Os pensadores
da véspera do Renascimento preferiam duas imagens para definir o Estado: a do
relógio e a da balança. O Estado pode ser como a maquinaria de um relógio, com
suas engrenagens bem lubrificadas, o pêndulo oscilando corretamente para marcar
o tempo, e alguém, é claro, para suprir a corda com a energia necessária. Esse
é o estado da ordem.
A ordem pode ser imposta pelo
despotismo manhoso, por um estado teocrático, pelo terror policial ou pela
legitimidade das leis – como deveria ser o estado democrático. Ainda que a
etimologia seja a mesma, as leis nunca são absolutamente legítimas ou se fundam
no espírito da justiça. Elas jamais são iguais para todos: conforme a denúncia
do Abade Seiyès, elas são cúmplices dos privilégios.

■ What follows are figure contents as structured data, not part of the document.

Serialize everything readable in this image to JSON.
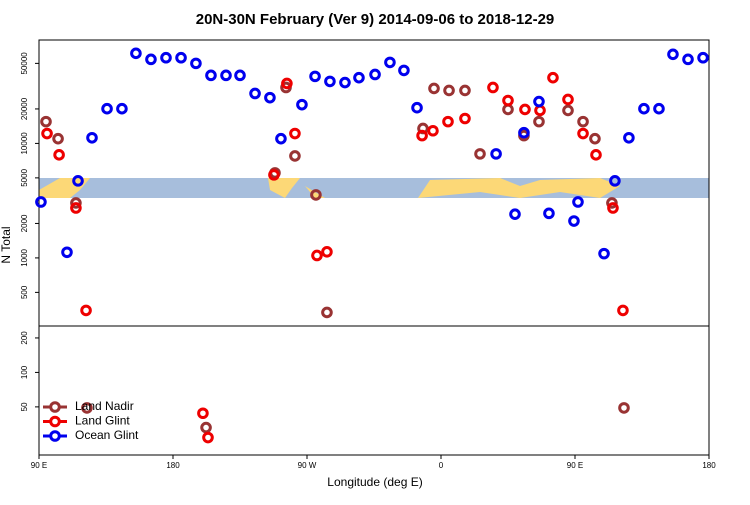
{
  "chart_data": {
    "type": "scatter",
    "title": "20N-30N February (Ver 9)   2014-09-06 to 2018-12-29",
    "x_label": "Longitude (deg E)",
    "y_label": "N Total",
    "log_y": true,
    "xlim": [
      90,
      540
    ],
    "xticks": [
      {
        "value": 90,
        "label": "90 E"
      },
      {
        "value": 180,
        "label": "180"
      },
      {
        "value": 270,
        "label": "90 W"
      },
      {
        "value": 360,
        "label": "0"
      },
      {
        "value": 450,
        "label": "90 E"
      },
      {
        "value": 540,
        "label": "180"
      }
    ],
    "ylim": [
      19,
      80000
    ],
    "yticks": [
      50,
      100,
      200,
      500,
      1000,
      2000,
      5000,
      10000,
      20000,
      50000
    ],
    "legend": "bottom-left",
    "series": [
      {
        "name": "Land Nadir",
        "color": "#993333",
        "x": [
          94.7,
          102.8,
          114.8,
          122.2,
          202.2,
          248.5,
          255.9,
          261.9,
          276.0,
          283.4,
          347.9,
          355.3,
          365.4,
          376.1,
          386.2,
          405.0,
          415.7,
          425.8,
          445.3,
          455.4,
          463.4,
          474.8,
          482.9
        ],
        "values": [
          15500,
          11000,
          3020,
          49,
          33,
          5530,
          30800,
          7770,
          3550,
          334,
          13500,
          30200,
          29000,
          29000,
          8100,
          19800,
          11700,
          15500,
          19400,
          15500,
          11000,
          3020,
          49
        ]
      },
      {
        "name": "Land Glint",
        "color": "#ee0000",
        "x": [
          95.4,
          103.5,
          114.8,
          121.6,
          200.1,
          203.5,
          247.8,
          256.5,
          261.9,
          276.7,
          283.4,
          347.3,
          354.6,
          364.7,
          376.1,
          394.9,
          405.0,
          416.4,
          426.5,
          435.2,
          445.3,
          455.4,
          464.1,
          475.5,
          482.2
        ],
        "values": [
          12200,
          7950,
          2730,
          348,
          44,
          27,
          5310,
          33400,
          12200,
          1050,
          1130,
          11700,
          12900,
          15500,
          16500,
          30800,
          23700,
          19800,
          19400,
          37500,
          24200,
          12200,
          7950,
          2730,
          348
        ]
      },
      {
        "name": "Ocean Glint",
        "color": "#0000ee",
        "x": [
          91.3,
          108.8,
          116.2,
          125.6,
          135.7,
          145.7,
          155.1,
          165.2,
          175.3,
          185.4,
          195.4,
          205.5,
          215.6,
          225.0,
          235.1,
          245.1,
          252.5,
          266.6,
          275.4,
          285.4,
          295.5,
          304.9,
          315.7,
          325.7,
          335.1,
          343.9,
          397.0,
          409.7,
          415.7,
          425.8,
          432.5,
          449.3,
          452.0,
          469.5,
          476.8,
          486.2,
          496.3,
          506.4,
          515.8,
          525.9,
          536.0
        ],
        "values": [
          3080,
          1120,
          4710,
          11200,
          20100,
          20100,
          61200,
          54200,
          56000,
          56000,
          50000,
          39300,
          39300,
          39300,
          27300,
          25100,
          11000,
          21800,
          38500,
          34800,
          34000,
          37500,
          40000,
          51000,
          43400,
          20500,
          8100,
          2410,
          12400,
          23200,
          2450,
          2100,
          3080,
          1090,
          4710,
          11200,
          20100,
          20100,
          60000,
          54200,
          56000
        ]
      }
    ]
  }
}
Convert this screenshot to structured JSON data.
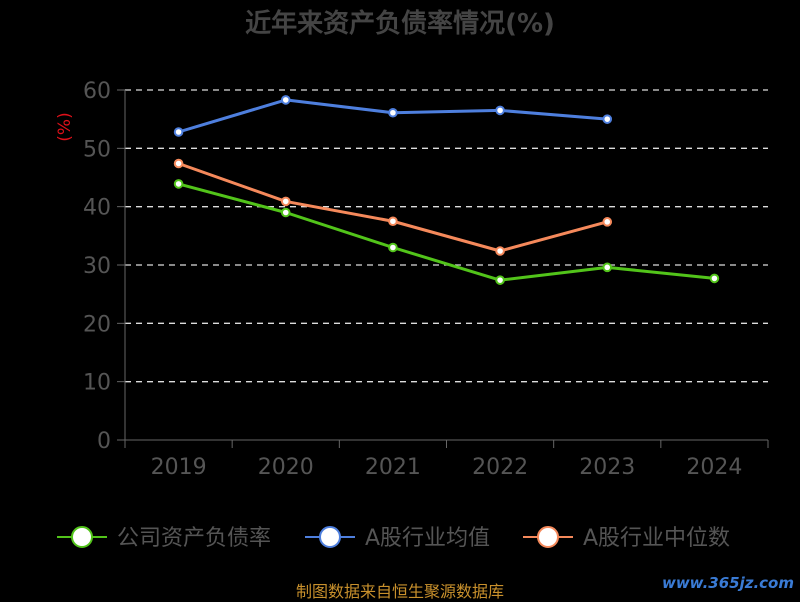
{
  "chart_data": {
    "type": "line",
    "title": "近年来资产负债率情况(%)",
    "ylabel": "(%)",
    "categories": [
      "2019",
      "2020",
      "2021",
      "2022",
      "2023",
      "2024"
    ],
    "ylim": [
      0,
      60
    ],
    "yticks": [
      0,
      10,
      20,
      30,
      40,
      50,
      60
    ],
    "grid": true,
    "legend_position": "bottom",
    "series": [
      {
        "name": "公司资产负债率",
        "color": "#52c41a",
        "values": [
          43.9,
          39.0,
          33.0,
          27.4,
          29.6,
          27.7
        ]
      },
      {
        "name": "A股行业均值",
        "color": "#4e7fde",
        "values": [
          52.8,
          58.3,
          56.1,
          56.5,
          55.0,
          null
        ]
      },
      {
        "name": "A股行业中位数",
        "color": "#f5895b",
        "values": [
          47.4,
          40.9,
          37.5,
          32.4,
          37.4,
          null
        ]
      }
    ]
  },
  "footer": {
    "source": "制图数据来自恒生聚源数据库",
    "watermark": "www.365jz.com"
  }
}
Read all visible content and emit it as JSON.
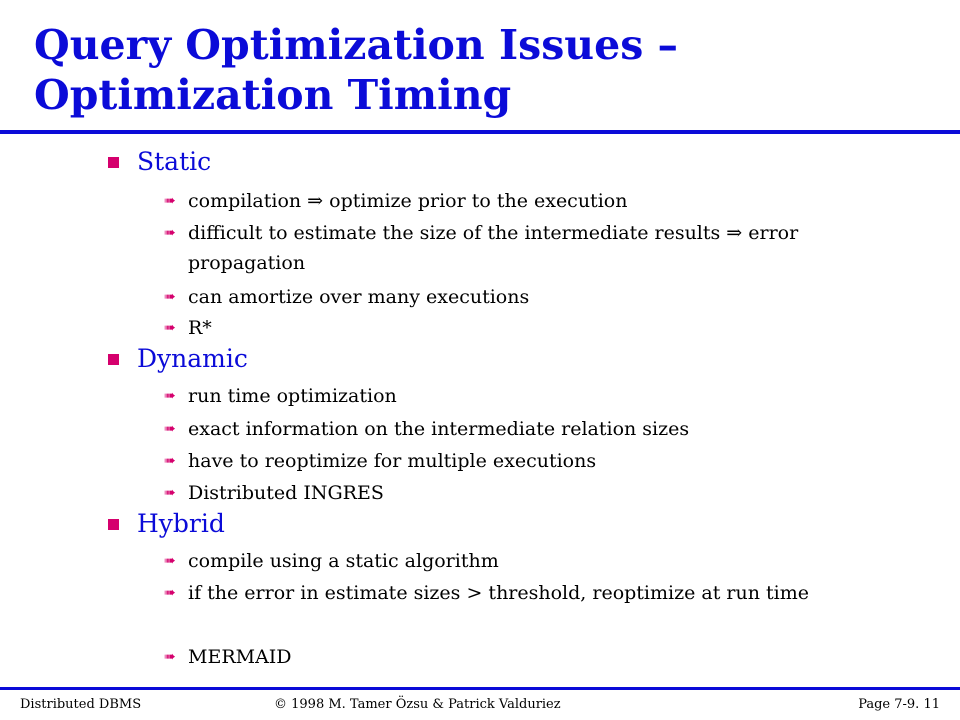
{
  "title": "Query Optimization Issues – Optimization Timing",
  "sections": [
    {
      "label": "Static",
      "items": [
        "compilation ⇒ optimize prior to the execution",
        "difficult to estimate the size of the intermediate results ⇒ error propagation",
        "can amortize over many executions",
        "R*"
      ]
    },
    {
      "label": "Dynamic",
      "items": [
        "run time optimization",
        "exact information on the intermediate relation sizes",
        "have to reoptimize for multiple executions",
        "Distributed INGRES"
      ]
    },
    {
      "label": "Hybrid",
      "items": [
        "compile using a static algorithm",
        "if the error in estimate sizes > threshold, reoptimize at run time",
        "MERMAID"
      ]
    }
  ],
  "footer": {
    "left": "Distributed DBMS",
    "center": "© 1998 M. Tamer Özsu & Patrick Valduriez",
    "right": "Page 7-9. 11"
  },
  "colors": {
    "accent": "#0b0bd8",
    "bullet": "#d5006d"
  },
  "icons": {
    "section_bullet": "square-bullet-icon",
    "item_bullet": "arrow-bullet-icon"
  }
}
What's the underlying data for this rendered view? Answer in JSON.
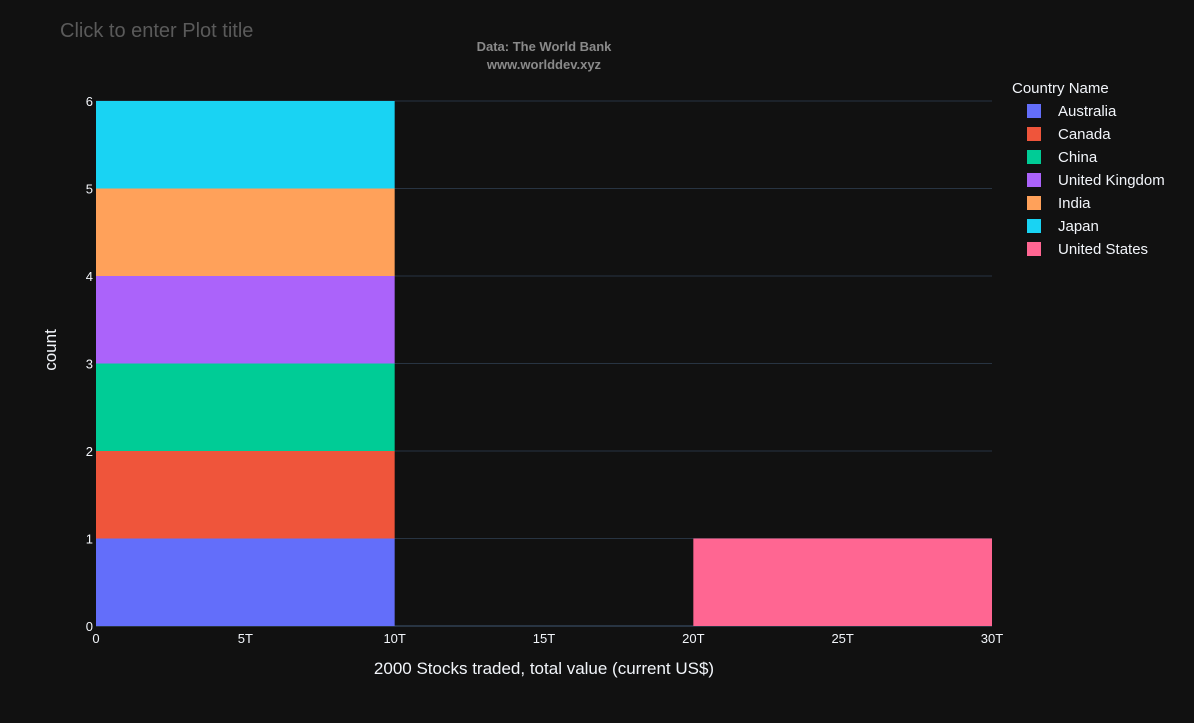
{
  "title_placeholder": "Click to enter Plot title",
  "annotation": {
    "line1": "Data: The World Bank",
    "line2": "www.worlddev.xyz"
  },
  "colors": {
    "background": "#111111",
    "grid": "#283442",
    "tick_text": "#f2f5fa",
    "title_placeholder": "#5a5a5a",
    "annotation": "#8a8a8a"
  },
  "chart_data": {
    "type": "bar",
    "barmode": "stack",
    "histogram": true,
    "xlabel": "2000 Stocks traded, total value (current US$)",
    "ylabel": "count",
    "xlim": [
      0,
      30
    ],
    "ylim": [
      0,
      6
    ],
    "x_ticks": [
      {
        "value": 0,
        "label": "0"
      },
      {
        "value": 5,
        "label": "5T"
      },
      {
        "value": 10,
        "label": "10T"
      },
      {
        "value": 15,
        "label": "15T"
      },
      {
        "value": 20,
        "label": "20T"
      },
      {
        "value": 25,
        "label": "25T"
      },
      {
        "value": 30,
        "label": "30T"
      }
    ],
    "y_ticks": [
      {
        "value": 0,
        "label": "0"
      },
      {
        "value": 1,
        "label": "1"
      },
      {
        "value": 2,
        "label": "2"
      },
      {
        "value": 3,
        "label": "3"
      },
      {
        "value": 4,
        "label": "4"
      },
      {
        "value": 5,
        "label": "5"
      },
      {
        "value": 6,
        "label": "6"
      }
    ],
    "bins": [
      {
        "start": 0,
        "end": 10
      },
      {
        "start": 10,
        "end": 20
      },
      {
        "start": 20,
        "end": 30
      }
    ],
    "legend_title": "Country Name",
    "legend_position": "top-right",
    "grid": true,
    "series": [
      {
        "name": "Australia",
        "color": "#636efa",
        "values": [
          1,
          0,
          0
        ]
      },
      {
        "name": "Canada",
        "color": "#EF553B",
        "values": [
          1,
          0,
          0
        ]
      },
      {
        "name": "China",
        "color": "#00cc96",
        "values": [
          1,
          0,
          0
        ]
      },
      {
        "name": "United Kingdom",
        "color": "#ab63fa",
        "values": [
          1,
          0,
          0
        ]
      },
      {
        "name": "India",
        "color": "#FFA15A",
        "values": [
          1,
          0,
          0
        ]
      },
      {
        "name": "Japan",
        "color": "#19d3f3",
        "values": [
          1,
          0,
          0
        ]
      },
      {
        "name": "United States",
        "color": "#FF6692",
        "values": [
          0,
          0,
          1
        ]
      }
    ]
  }
}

Contrapondo-se à idéia do relógio, há a idéia
de que o Estado deve ser como a balança, sempre em busca do equilíbrio. Melhor
seria imaginá-lo como uma balança de três pratos, cada um deles significando um
dos poderes republicanos. O equilíbrio entre os três é o que assegura “a
verdadeira justiça”, na qual se assenta a ordem real do estado republicano,
conforme o conservador Cícero em seu estudo sobre o tema. De acordo com seu
texto, a verdadeira justiça se expressa na lei que assegura o bem estar comum -
objetivo final do Estado.
Entre os três poderes do Estado,
qual deve prevalecer? Ao restabelecer a idéia romana da República, os
intelectuais que pensaram os Estados
Unidos, alguns deles homens práticos que viviam da agricultura e do comércio, e
outros legítimos representantes do povo comum, como Thomas Payne, decidiram que
o poder legislativo prevaleceria sobre os outros dois poderes. Acompanhavam Locke:
o parlamento não é um ramo do governo, mas a nação, em seu povo, que - mediante
seus delegados - para garantir o Estado, legisla, fiscaliza e julga o poder
executivo.
Com um pleito comum - o do cidadão Marbury,
nomeado nas últimas horas da presidência Adams para juiz de paz, e cuja posse
foi vetada pelo Secretário Madison, por ordem do novo presidente, Jefferson -
levado à Suprema Corte (Marbury contra
Madison) pelo prejudicado, seu presidente, John Marshall, ao negar o pedido,
estabeleceu o direito do alto tribunal de decidir o que é e o que não é
constitucional. Esse sistema foi seguido em quase todos os estados modernos, em
alguns deles exercido por tribunais que só cuidam da constitucionalidade das
leis.
Não foram poucos, nem privados de
autoridade, que contestaram esse poder assumido pela Suprema Corte. Dois deles
se destacaram como chefes de Estado: Andrew Jackson, no caso da primeira
roubalheira bancária (o famoso Banking
Veto), e Franklin Roosevelt, que se confrontou com o alto tribunal, a fim
de assegurar a política social do New
Deal.
Jackson argumentou que o mesmo juramento de
cumprir a Constituição, de acordo com a sua consciência, que Marshall fizera,
ele também fizera, e nada assegurava, na Constituição e nos princípios
republicanos, que a consciência do juiz fosse maior, ou melhor, do que a dele. O
veto presidencial de Jackson permaneceu e o monopólio do Banco de Filadélfia
foi rompido.
Jackson agira em nome do povo
trabalhador contra o Congresso, que lhe determinara renovar a patente do banco,
e usou o argumento de que o sol e a chuva caiam igualmente sobre os ricos e os
pobres, e a República não podia privilegiar uns cidadãos contra os outros.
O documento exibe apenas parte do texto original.